For this above time, the master branch was used and this was tested on colab.
and with the same settings the scale-when-applied-to-larger-datasets branch was used.
@strivedi02 @kurianbenoy 🙇 thanks both for the references, you can see above the updated table of the approximate speed ups
@strivedi02 thanks for raising the initial discussion #1, and pointers raised about the different issues, this and other issues have been resolved (we still have pending ones but that is fine) as result of user/community feedback and interactions.
With regards to performance of the library, it's an ongoing effort to keep in mind. But adding new NLP features would usually precede such issues.
@neomatrix369 I always had to struggle to keep all my scripts in one place or I would have to remember which code is where, but now thanks to you we won't have to remember all that.
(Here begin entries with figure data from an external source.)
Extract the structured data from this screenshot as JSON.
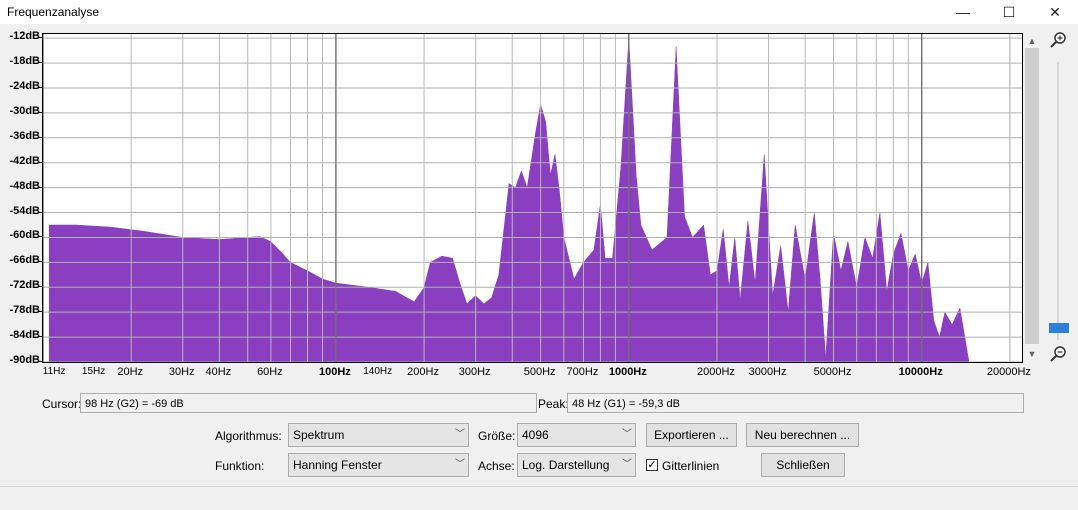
{
  "window": {
    "title": "Frequenzanalyse",
    "minimize_glyph": "—",
    "maximize_glyph": "☐",
    "close_glyph": "✕"
  },
  "chart_data": {
    "type": "area",
    "xscale": "log",
    "xlim": [
      10,
      22000
    ],
    "ylim": [
      -90,
      -11
    ],
    "grid": true,
    "fill_color": "#8a3fc0",
    "y_ticks": [
      {
        "label": "-12dB",
        "value": -12
      },
      {
        "label": "-18dB",
        "value": -18
      },
      {
        "label": "-24dB",
        "value": -24
      },
      {
        "label": "-30dB",
        "value": -30
      },
      {
        "label": "-36dB",
        "value": -36
      },
      {
        "label": "-42dB",
        "value": -42
      },
      {
        "label": "-48dB",
        "value": -48
      },
      {
        "label": "-54dB",
        "value": -54
      },
      {
        "label": "-60dB",
        "value": -60
      },
      {
        "label": "-66dB",
        "value": -66
      },
      {
        "label": "-72dB",
        "value": -72
      },
      {
        "label": "-78dB",
        "value": -78
      },
      {
        "label": "-84dB",
        "value": -84
      },
      {
        "label": "-90dB",
        "value": -90
      }
    ],
    "x_ticks": [
      {
        "label": "11Hz",
        "value": 11,
        "small": true
      },
      {
        "label": "15Hz",
        "value": 15,
        "small": true
      },
      {
        "label": "20Hz",
        "value": 20
      },
      {
        "label": "30Hz",
        "value": 30
      },
      {
        "label": "40Hz",
        "value": 40
      },
      {
        "label": "60Hz",
        "value": 60
      },
      {
        "label": "100Hz",
        "value": 100,
        "bold": true
      },
      {
        "label": "140Hz",
        "value": 140,
        "small": true
      },
      {
        "label": "200Hz",
        "value": 200
      },
      {
        "label": "300Hz",
        "value": 300
      },
      {
        "label": "500Hz",
        "value": 500
      },
      {
        "label": "700Hz",
        "value": 700
      },
      {
        "label": "1000Hz",
        "value": 1000,
        "bold": true
      },
      {
        "label": "2000Hz",
        "value": 2000
      },
      {
        "label": "3000Hz",
        "value": 3000
      },
      {
        "label": "5000Hz",
        "value": 5000
      },
      {
        "label": "10000Hz",
        "value": 10000,
        "bold": true
      },
      {
        "label": "20000Hz",
        "value": 20000
      }
    ],
    "spectrum": [
      [
        10.5,
        -57
      ],
      [
        13,
        -57
      ],
      [
        17,
        -57.5
      ],
      [
        22,
        -58.5
      ],
      [
        30,
        -60
      ],
      [
        40,
        -60.5
      ],
      [
        50,
        -60
      ],
      [
        55,
        -59.8
      ],
      [
        60,
        -61
      ],
      [
        65,
        -63.5
      ],
      [
        70,
        -66
      ],
      [
        80,
        -68
      ],
      [
        90,
        -70
      ],
      [
        100,
        -71
      ],
      [
        130,
        -72
      ],
      [
        160,
        -73
      ],
      [
        185,
        -75.5
      ],
      [
        200,
        -72
      ],
      [
        210,
        -66
      ],
      [
        230,
        -64.5
      ],
      [
        250,
        -65
      ],
      [
        265,
        -71
      ],
      [
        280,
        -76
      ],
      [
        300,
        -74
      ],
      [
        320,
        -76
      ],
      [
        340,
        -74.5
      ],
      [
        360,
        -69
      ],
      [
        390,
        -47
      ],
      [
        410,
        -48
      ],
      [
        430,
        -44
      ],
      [
        450,
        -48
      ],
      [
        480,
        -35
      ],
      [
        500,
        -28
      ],
      [
        520,
        -32
      ],
      [
        540,
        -45
      ],
      [
        560,
        -40
      ],
      [
        580,
        -49
      ],
      [
        600,
        -60
      ],
      [
        650,
        -70
      ],
      [
        700,
        -66
      ],
      [
        760,
        -63
      ],
      [
        800,
        -52
      ],
      [
        830,
        -65
      ],
      [
        880,
        -65
      ],
      [
        940,
        -43
      ],
      [
        1000,
        -12
      ],
      [
        1060,
        -45
      ],
      [
        1100,
        -57
      ],
      [
        1200,
        -63
      ],
      [
        1350,
        -60
      ],
      [
        1450,
        -14
      ],
      [
        1550,
        -55
      ],
      [
        1650,
        -60
      ],
      [
        1800,
        -57
      ],
      [
        1900,
        -69
      ],
      [
        2000,
        -68
      ],
      [
        2100,
        -58
      ],
      [
        2200,
        -72
      ],
      [
        2300,
        -60
      ],
      [
        2400,
        -75
      ],
      [
        2550,
        -56
      ],
      [
        2700,
        -71
      ],
      [
        2900,
        -40
      ],
      [
        3100,
        -74
      ],
      [
        3300,
        -62
      ],
      [
        3500,
        -78
      ],
      [
        3700,
        -57
      ],
      [
        4000,
        -70
      ],
      [
        4300,
        -54
      ],
      [
        4500,
        -70
      ],
      [
        4700,
        -89
      ],
      [
        5000,
        -59
      ],
      [
        5300,
        -68
      ],
      [
        5600,
        -61
      ],
      [
        6000,
        -72
      ],
      [
        6400,
        -60
      ],
      [
        6800,
        -65
      ],
      [
        7200,
        -54
      ],
      [
        7600,
        -73
      ],
      [
        8000,
        -64
      ],
      [
        8500,
        -59
      ],
      [
        9000,
        -68
      ],
      [
        9500,
        -64
      ],
      [
        10000,
        -71
      ],
      [
        10500,
        -66
      ],
      [
        11000,
        -80
      ],
      [
        11500,
        -84
      ],
      [
        12000,
        -78
      ],
      [
        12700,
        -81
      ],
      [
        13500,
        -77
      ],
      [
        14500,
        -90
      ]
    ]
  },
  "controls": {
    "cursor_label": "Cursor:",
    "cursor_value": "98 Hz (G2) = -69 dB",
    "peak_label": "Peak:",
    "peak_value": "48 Hz (G1) = -59,3 dB",
    "algorithm_label": "Algorithmus:",
    "algorithm_value": "Spektrum",
    "size_label": "Größe:",
    "size_value": "4096",
    "export_label": "Exportieren ...",
    "recalc_label": "Neu berechnen ...",
    "function_label": "Funktion:",
    "function_value": "Hanning Fenster",
    "axis_label": "Achse:",
    "axis_value": "Log. Darstellung",
    "grid_label": "Gitterlinien",
    "grid_checked": true,
    "close_label": "Schließen"
  }
}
Through this package, a lot of things will become easy, and I think in the future it will keep growing in terms of usage by the community.
@neomatrix369 I always had to struggle to keep all my scripts in one place or I would have to remember which code is where, but now thanks to you we won't have to remember all that. Through this package, a lot of things will become easy, and I think in the future it will keep growing in terms of usage by the community.
That's really good to know. Glad it helps everyone. It is also what I observed, everyone was using their own recipes, now you can share and contribute and extend a central recipe.
@strivedi02 Does the library have most if not all of the things you use or one would need when dealing with text? I think there is room for a lot more.
Feel free to open issues/pull requests to extend the existing functionalities to contain additional relevant ones - that is useful for NLP practitioners.
@loopyme I'll be happy to hear your feedback on the work done via this issue, please let me know how I can answer your questions and clarify any doubts.
I have tried to build this library from ground-up paying attention to the cohesive modules and structure of the library as a whole.
At the moment the library runs slow and takes a long time to handle large datasets due to the processing require per record, this could be optimised and improved in small steps to be able to handle larger datasets
Opened on the back discussions in #1. Partially related to #3 although independent of the issue.